I had to view it close-up to confirm that it was, indeed, composed of thread and not paint. I bought it on the spot.  And then I saw another, a man and a woman picking coffee; and then there was the tiger; and the grey-crowned cranes; and then the giraffe that looked like Rwanda’s nod to Gustav Klimt.  Despite the fact that my husband John had by then broken into a cold sweat, I bought every one in the store with the exception of one that was too big for the plane. 

“You like them so much,” said the shop owner, a stately Rwandan woman by the name of Christiane Rwagatare, “would you like to see how they’re made?”
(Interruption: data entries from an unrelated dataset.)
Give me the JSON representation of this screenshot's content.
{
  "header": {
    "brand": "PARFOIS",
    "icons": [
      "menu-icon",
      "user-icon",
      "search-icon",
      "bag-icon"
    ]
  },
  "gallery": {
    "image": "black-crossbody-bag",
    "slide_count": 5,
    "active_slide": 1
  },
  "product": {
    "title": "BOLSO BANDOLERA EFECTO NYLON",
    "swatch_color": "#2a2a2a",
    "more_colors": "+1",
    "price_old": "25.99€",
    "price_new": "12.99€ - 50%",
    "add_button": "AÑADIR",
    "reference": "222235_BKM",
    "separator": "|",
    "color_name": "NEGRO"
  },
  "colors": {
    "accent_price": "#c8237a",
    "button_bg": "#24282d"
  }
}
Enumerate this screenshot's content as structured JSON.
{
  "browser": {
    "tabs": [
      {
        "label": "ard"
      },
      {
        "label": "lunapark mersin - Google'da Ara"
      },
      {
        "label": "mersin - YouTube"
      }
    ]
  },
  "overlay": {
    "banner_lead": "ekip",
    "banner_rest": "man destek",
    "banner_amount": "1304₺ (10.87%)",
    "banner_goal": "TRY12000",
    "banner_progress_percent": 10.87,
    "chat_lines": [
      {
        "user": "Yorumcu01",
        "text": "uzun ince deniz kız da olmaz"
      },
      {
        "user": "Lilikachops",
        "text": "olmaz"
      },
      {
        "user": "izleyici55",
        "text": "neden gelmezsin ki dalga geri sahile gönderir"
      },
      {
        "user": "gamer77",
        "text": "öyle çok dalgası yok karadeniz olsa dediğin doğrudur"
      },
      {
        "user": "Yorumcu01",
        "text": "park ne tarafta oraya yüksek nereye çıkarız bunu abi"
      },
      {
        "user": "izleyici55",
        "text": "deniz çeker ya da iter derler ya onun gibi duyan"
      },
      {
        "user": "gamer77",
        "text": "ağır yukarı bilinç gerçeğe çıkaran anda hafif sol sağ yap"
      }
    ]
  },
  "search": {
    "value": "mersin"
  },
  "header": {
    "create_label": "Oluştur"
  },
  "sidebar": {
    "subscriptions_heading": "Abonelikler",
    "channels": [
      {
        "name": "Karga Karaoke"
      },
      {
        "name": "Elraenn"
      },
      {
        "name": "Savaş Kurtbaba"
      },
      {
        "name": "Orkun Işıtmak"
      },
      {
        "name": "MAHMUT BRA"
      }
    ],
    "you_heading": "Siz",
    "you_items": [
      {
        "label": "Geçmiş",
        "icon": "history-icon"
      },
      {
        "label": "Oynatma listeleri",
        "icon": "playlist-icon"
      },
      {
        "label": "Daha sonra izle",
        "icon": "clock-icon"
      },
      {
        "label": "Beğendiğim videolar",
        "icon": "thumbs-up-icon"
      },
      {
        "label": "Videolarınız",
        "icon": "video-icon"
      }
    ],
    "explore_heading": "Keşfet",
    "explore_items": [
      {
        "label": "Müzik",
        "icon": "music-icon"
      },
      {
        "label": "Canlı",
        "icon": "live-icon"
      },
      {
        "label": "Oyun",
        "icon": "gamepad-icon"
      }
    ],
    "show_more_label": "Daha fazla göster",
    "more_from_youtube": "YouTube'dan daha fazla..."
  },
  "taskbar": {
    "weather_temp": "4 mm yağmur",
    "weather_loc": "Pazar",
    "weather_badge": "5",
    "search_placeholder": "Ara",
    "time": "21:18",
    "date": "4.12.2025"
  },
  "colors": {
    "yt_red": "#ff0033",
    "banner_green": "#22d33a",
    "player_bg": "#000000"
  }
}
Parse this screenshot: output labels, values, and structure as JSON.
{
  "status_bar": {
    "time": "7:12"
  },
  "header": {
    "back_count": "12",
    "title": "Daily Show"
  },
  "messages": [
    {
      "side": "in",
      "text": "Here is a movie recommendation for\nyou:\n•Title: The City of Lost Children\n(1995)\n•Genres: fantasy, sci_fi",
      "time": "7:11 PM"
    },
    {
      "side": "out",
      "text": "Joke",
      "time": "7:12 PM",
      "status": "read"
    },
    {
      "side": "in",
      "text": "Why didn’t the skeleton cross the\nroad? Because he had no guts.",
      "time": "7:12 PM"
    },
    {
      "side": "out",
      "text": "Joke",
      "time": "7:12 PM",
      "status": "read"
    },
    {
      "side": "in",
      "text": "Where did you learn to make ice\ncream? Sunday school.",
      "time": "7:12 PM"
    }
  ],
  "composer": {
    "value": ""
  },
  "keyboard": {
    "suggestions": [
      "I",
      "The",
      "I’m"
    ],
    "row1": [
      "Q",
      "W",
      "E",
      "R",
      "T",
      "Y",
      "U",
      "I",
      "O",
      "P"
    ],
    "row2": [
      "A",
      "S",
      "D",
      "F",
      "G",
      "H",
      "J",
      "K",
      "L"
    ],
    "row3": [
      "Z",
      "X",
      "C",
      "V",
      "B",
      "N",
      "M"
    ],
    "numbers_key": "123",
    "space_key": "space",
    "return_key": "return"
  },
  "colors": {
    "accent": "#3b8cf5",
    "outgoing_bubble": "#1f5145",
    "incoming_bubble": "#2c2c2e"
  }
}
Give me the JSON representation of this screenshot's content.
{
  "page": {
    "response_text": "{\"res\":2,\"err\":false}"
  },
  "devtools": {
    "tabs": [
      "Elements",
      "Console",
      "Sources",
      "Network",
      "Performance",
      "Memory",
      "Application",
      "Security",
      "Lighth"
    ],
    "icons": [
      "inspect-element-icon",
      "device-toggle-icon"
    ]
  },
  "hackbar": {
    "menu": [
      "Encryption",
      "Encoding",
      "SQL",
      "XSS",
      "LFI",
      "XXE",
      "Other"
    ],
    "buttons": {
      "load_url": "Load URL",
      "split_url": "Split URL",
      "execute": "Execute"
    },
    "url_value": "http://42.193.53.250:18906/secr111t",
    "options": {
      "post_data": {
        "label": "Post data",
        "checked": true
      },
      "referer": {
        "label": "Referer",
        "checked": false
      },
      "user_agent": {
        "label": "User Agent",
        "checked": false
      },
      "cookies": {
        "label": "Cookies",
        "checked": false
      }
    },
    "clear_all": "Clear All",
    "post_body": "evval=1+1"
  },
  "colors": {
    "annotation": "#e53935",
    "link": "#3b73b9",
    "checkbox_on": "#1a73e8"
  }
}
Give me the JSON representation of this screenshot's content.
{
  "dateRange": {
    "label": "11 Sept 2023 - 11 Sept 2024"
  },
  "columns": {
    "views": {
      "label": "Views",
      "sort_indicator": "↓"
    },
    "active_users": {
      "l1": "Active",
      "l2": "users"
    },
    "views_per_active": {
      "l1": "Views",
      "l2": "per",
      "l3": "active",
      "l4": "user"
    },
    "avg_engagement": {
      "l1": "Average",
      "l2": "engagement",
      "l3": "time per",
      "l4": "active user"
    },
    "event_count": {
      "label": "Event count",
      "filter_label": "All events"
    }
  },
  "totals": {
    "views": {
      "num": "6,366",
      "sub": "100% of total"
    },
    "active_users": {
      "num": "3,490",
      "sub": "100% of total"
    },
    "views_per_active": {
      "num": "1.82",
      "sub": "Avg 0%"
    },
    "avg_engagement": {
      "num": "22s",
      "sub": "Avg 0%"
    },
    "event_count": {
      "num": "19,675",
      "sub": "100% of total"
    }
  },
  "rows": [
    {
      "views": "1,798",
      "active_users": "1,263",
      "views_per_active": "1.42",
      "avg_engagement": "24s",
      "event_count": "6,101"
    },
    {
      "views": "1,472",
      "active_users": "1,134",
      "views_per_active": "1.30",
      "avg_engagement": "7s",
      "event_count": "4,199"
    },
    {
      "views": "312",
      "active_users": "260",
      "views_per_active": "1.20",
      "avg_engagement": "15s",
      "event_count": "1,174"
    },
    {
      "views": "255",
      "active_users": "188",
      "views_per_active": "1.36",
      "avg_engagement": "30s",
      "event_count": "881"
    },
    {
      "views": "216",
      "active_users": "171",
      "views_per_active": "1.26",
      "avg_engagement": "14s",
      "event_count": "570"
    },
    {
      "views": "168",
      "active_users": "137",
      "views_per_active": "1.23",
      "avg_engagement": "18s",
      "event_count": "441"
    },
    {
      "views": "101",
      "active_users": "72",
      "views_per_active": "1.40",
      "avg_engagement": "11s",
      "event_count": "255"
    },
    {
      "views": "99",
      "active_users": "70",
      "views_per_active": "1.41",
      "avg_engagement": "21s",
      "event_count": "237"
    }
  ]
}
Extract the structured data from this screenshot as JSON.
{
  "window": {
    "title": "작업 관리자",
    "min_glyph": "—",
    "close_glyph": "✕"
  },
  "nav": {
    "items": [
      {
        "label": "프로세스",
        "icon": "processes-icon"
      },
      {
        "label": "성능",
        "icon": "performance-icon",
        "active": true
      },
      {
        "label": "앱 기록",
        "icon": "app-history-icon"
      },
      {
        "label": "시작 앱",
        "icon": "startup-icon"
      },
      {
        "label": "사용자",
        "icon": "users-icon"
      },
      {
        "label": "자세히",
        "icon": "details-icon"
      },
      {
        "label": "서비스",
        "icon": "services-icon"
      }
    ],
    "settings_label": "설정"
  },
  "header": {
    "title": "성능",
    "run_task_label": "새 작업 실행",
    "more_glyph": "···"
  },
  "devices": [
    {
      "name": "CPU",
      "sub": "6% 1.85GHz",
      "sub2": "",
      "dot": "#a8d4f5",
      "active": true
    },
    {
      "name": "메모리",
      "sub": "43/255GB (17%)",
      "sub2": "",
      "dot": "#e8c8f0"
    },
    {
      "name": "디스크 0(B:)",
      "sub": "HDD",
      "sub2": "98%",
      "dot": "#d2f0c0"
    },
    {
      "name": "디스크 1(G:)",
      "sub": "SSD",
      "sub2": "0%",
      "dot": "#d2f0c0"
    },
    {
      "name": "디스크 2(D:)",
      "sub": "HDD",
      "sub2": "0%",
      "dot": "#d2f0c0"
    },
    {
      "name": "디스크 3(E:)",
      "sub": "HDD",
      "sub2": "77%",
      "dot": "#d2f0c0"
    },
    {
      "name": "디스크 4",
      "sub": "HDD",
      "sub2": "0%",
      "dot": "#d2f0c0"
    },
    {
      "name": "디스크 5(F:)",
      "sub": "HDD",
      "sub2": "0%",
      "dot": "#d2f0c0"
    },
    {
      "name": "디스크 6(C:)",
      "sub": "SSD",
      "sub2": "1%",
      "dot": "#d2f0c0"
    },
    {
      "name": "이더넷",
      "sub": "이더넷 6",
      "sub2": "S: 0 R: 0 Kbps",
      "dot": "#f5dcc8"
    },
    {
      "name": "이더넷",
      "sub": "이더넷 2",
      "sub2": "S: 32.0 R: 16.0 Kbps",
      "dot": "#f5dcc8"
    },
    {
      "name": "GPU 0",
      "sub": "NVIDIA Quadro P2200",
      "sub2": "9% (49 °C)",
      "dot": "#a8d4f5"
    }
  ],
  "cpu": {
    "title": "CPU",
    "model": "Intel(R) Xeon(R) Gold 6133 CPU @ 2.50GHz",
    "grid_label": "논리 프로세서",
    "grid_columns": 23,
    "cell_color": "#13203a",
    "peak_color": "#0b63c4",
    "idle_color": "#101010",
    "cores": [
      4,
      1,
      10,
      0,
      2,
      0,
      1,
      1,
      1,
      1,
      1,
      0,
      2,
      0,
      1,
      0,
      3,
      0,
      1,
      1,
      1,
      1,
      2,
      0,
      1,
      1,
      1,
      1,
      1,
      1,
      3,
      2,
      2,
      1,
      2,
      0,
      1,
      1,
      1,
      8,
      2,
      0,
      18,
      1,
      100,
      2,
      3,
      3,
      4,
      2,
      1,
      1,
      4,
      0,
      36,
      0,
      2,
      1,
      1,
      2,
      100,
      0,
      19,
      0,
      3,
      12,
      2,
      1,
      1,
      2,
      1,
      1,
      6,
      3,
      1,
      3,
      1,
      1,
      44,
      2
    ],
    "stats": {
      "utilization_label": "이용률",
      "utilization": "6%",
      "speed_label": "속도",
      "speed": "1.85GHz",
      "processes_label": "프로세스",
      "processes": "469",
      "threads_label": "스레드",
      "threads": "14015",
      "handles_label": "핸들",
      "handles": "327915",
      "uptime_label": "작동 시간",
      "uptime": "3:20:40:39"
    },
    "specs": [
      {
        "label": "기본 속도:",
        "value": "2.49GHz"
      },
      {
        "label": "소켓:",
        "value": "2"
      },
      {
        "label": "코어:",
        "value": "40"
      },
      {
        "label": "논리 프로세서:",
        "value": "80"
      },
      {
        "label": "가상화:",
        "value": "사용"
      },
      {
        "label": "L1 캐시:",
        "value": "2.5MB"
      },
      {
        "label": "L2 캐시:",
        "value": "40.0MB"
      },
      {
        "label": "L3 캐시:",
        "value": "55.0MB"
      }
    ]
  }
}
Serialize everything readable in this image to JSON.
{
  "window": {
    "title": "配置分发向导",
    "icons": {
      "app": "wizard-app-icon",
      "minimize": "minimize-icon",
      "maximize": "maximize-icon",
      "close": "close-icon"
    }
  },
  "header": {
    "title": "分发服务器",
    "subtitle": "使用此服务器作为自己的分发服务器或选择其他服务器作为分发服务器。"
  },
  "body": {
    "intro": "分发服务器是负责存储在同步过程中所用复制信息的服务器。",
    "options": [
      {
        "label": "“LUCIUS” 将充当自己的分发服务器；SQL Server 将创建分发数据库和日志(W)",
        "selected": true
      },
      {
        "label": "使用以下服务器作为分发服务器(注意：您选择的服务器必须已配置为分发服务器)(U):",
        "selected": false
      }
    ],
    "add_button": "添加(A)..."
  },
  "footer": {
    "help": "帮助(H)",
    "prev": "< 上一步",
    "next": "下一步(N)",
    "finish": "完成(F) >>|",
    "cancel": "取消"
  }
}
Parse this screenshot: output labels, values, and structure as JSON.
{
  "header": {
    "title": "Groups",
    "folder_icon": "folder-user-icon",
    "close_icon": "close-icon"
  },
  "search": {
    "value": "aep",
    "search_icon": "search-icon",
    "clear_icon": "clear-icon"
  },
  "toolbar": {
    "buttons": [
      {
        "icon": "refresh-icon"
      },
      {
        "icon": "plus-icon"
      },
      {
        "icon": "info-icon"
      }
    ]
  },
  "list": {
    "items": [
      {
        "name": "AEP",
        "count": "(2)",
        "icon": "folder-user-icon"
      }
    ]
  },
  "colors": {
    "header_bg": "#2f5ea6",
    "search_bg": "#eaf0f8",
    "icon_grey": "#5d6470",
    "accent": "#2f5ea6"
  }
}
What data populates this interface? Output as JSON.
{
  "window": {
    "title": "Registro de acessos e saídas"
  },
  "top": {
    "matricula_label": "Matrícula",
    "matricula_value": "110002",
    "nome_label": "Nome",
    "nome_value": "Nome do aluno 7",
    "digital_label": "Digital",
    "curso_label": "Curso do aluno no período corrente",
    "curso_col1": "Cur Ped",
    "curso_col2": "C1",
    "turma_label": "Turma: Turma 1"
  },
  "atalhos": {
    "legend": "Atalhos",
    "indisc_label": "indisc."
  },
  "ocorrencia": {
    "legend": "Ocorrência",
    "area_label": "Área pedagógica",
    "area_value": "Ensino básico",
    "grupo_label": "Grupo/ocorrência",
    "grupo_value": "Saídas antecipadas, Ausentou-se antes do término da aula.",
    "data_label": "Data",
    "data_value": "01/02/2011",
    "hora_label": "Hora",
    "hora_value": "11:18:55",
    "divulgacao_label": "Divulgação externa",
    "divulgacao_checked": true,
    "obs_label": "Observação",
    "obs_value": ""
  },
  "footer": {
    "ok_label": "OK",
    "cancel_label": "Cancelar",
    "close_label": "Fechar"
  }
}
A few days later John and I found ourselves in Christiane’s jeep bouncing along a dirt road on our way to the village of Rutongo, up the mountain from Kigali, eager to see the art in process. There, in a small house of whitewashed cinder block, fifteen women sat with cloth spread across their laps, patiently, expertly creating vibrant embroideries.

There we learned the rest of the story.  These women hailed from both sides of the genocide, and they had put the events of the past behind them to work together in the hope of a better future.  Their workshop was begun by our guide, Christiane, who had lived most of her life in exile and who returned after the genocide with the intention of helping in Rwanda’s reconstruction. 

This first workshop was started in 1997, and it was here in Rutongo that their embroidery techniques and style were developed and honed.  It was here that they first learned to use three colors of thread in one needle to produce the nuanced shades that give their works depth and vitality. And it was here that they produced the award-winning compositions that are on permanent display in Rwanda’s National Art Gallery.

I returned to the States with a mission: to support their efforts by bringing these works to the attention of the American public. I immediately sent out emails and letters with pictures and captions to everyone I could think of:  galleries, museums, local arts associations. Then, one afternoon about a month after returning from Rwanda, I opened up the New York Times arts section to see a photo of a large African carving and a review of a gem of an African Art museum in—of all places—Tenafly New Jersey.  I taught middle school English in Tenafly New Jersey!  Who knew there was an African Art Museum within a mile of my classroom?  I called, rattled out the whole story in five minutes to the curator, Bob Koenig, and was graciously invited to bring some examples of the works to him.  Immediately upon seeing them Koenig said, “Sure. We’ll give you a show.”  And that was the beginning.

Since that very successful show at the SMA Fathers Museum of African Art in October of 2011, I have grown the exhibit and shown it to appreciative audiences in New Jersey, New York, Ohio, and Washington, DC.  I call the exhibit PAX Rwanda, because it is the fruit of the reconciliation that has taken place among the women.  I continue to look for a market and for funding to make their workshop self-sustaining, guided by the model of the Women of Gees Bend, self-taught poor women from the American South whose masterful quilts ended up in the Whitney Museum in New York.

We returned to Rwanda in July of 2016.  Since then, the workshop has relocated to the village of Kabuye.  Some of the artists I met in 2010 have moved on, and some new ones have joined the group.  John and I spent a day taking their pictures and trying to get to know them a bit.  Hearing their stories, twenty-two years post-genocide, it is immediately evident that no one’s life is untouched by those 100 days in the spring of 1994 in which one million Rwandans were killed, leaving ten times as many widows than widowers.  In our workshop alone, some had lost husbands, others lost fathers, still others lost children. 

Many Americans associate Rwanda only with the genocide; some as the place where one can view silverback gorillas in safety; some as pristine birding territory.  The traveler to Rwanda actually comes away with something much more complex and beautiful, because all these things are inextricably interwoven.

Twenty-two years post-genocide, Rwandans are rebuilding their lives.  This group of brave and talented women is rebuilding through art.#

Juliana Meehan is a teacher at Tenafly Middle School in Tenafly, NJ.